A similar thing occurs in fiction. A sci-fi novel starts with a false hypothesis but builds entirely logically from there and might reveal useful things about given problems. A delusional proposition can yield a productive result. That said, my projects are actually very rigorous, logically speaking. Many consist of an object and a claim made about that object. The work’s identity fluctuates between its materiality and some cerebral construct hovering around it. Take my spell books, for instance: The Wine of Life Swapping spell changes any normal bottle of wine into a “magic item.” When you drink from it, the world is destroyed and everyone is reborn with a new set of memories. And this really could be true. When you’re a child, you marvel at things like that, but when you get older you discard them as irrelevant.

I’m fascinated by science’s dogmatic determinism: the belief that any event or action, however complex—a Mozart concerto, a terrorist attack—arises from hydrogen atoms bashing together during the Big Bang. To me that’s far more fanciful and miraculous than any theological system. The Thinker (After Rodin) is another “Wonder.” It ponders the idea that this nonmaterial phenomenon called “thought” develops from absolutely nothing. It’s a big hexagonal column housing a series of computers that are running an artificial universe. The apparatus is both generating an environment and evolving life forms which are thinking in that environment. But there’s no outward sign of activity. It’s like a computer with its keyboard and VDU unplugged: It just sits there, thinking. Rodin’s sculpture is a paradox: a lump of inert stuff that’s about what’s absent—thought. My Thinker shares that metaphysical dimension, but it’s also a demystification, a prosaic demonstration of matter’s passage into thought and back to matter—from hydrogen atoms to intelligent life to a microchip.

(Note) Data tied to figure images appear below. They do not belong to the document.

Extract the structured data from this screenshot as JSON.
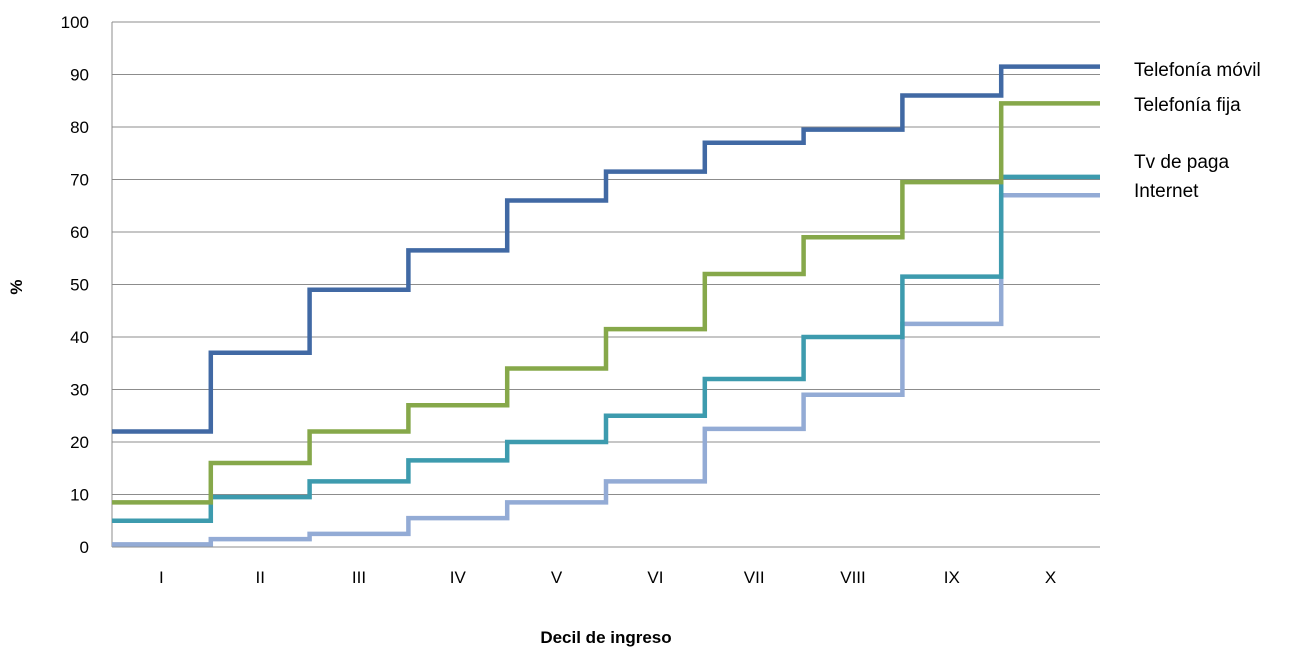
{
  "chart_data": {
    "type": "line",
    "step": true,
    "xlabel": "Decil de ingreso",
    "ylabel": "%",
    "ylim": [
      0,
      100
    ],
    "yticks": [
      0,
      10,
      20,
      30,
      40,
      50,
      60,
      70,
      80,
      90,
      100
    ],
    "grid": true,
    "legend_position": "right",
    "categories": [
      "I",
      "II",
      "III",
      "IV",
      "V",
      "VI",
      "VII",
      "VIII",
      "IX",
      "X"
    ],
    "series": [
      {
        "name": "Telefonía móvil",
        "color": "#4169A4",
        "values": [
          22,
          37,
          49,
          56.5,
          66,
          71.5,
          77,
          79.5,
          86,
          91.5
        ]
      },
      {
        "name": "Telefonía fija",
        "color": "#86A84A",
        "values": [
          8.5,
          16,
          22,
          27,
          34,
          41.5,
          52,
          59,
          69.5,
          84.5
        ]
      },
      {
        "name": "Tv de paga",
        "color": "#3D9BAE",
        "values": [
          5,
          9.5,
          12.5,
          16.5,
          20,
          25,
          32,
          40,
          51.5,
          70.5
        ]
      },
      {
        "name": "Internet",
        "color": "#93ABD5",
        "values": [
          0.5,
          1.5,
          2.5,
          5.5,
          8.5,
          12.5,
          22.5,
          29,
          42.5,
          67
        ]
      }
    ]
  }
}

My third “Wonder” is at present untitled, but it’s about form being information-leasing, about matter taking on a given form and borrowing a particular significance that is strictly temporary. It’s a solid bronze block, about a yard cubed, that's been melted down and cast as a model of the early universe, then melted again and recast to represent a later cosmological phase, and so on till it becomes a bronze cube—an artwork—again. Around it are photographs documenting the transformations the bronze has undergone, its atomic “memories.” Form is temporary; everything’s in movement. From my studio window, I see this layering—civic engineering, renovation, geographical history, etc. And the thing I love about art is that, unlike science, it’s tolerant of contradictions. I can work in whatever paradigm I choose—psychoanalytic, magical, spiritual, whatever. It’s really not about whether cultural systems “explain” scientific theory or vice versa—I’m dead against either-ors; I’m a great embracer of complexity, grayness, fuzzy logic. Loose parameters always lead to more interesting results.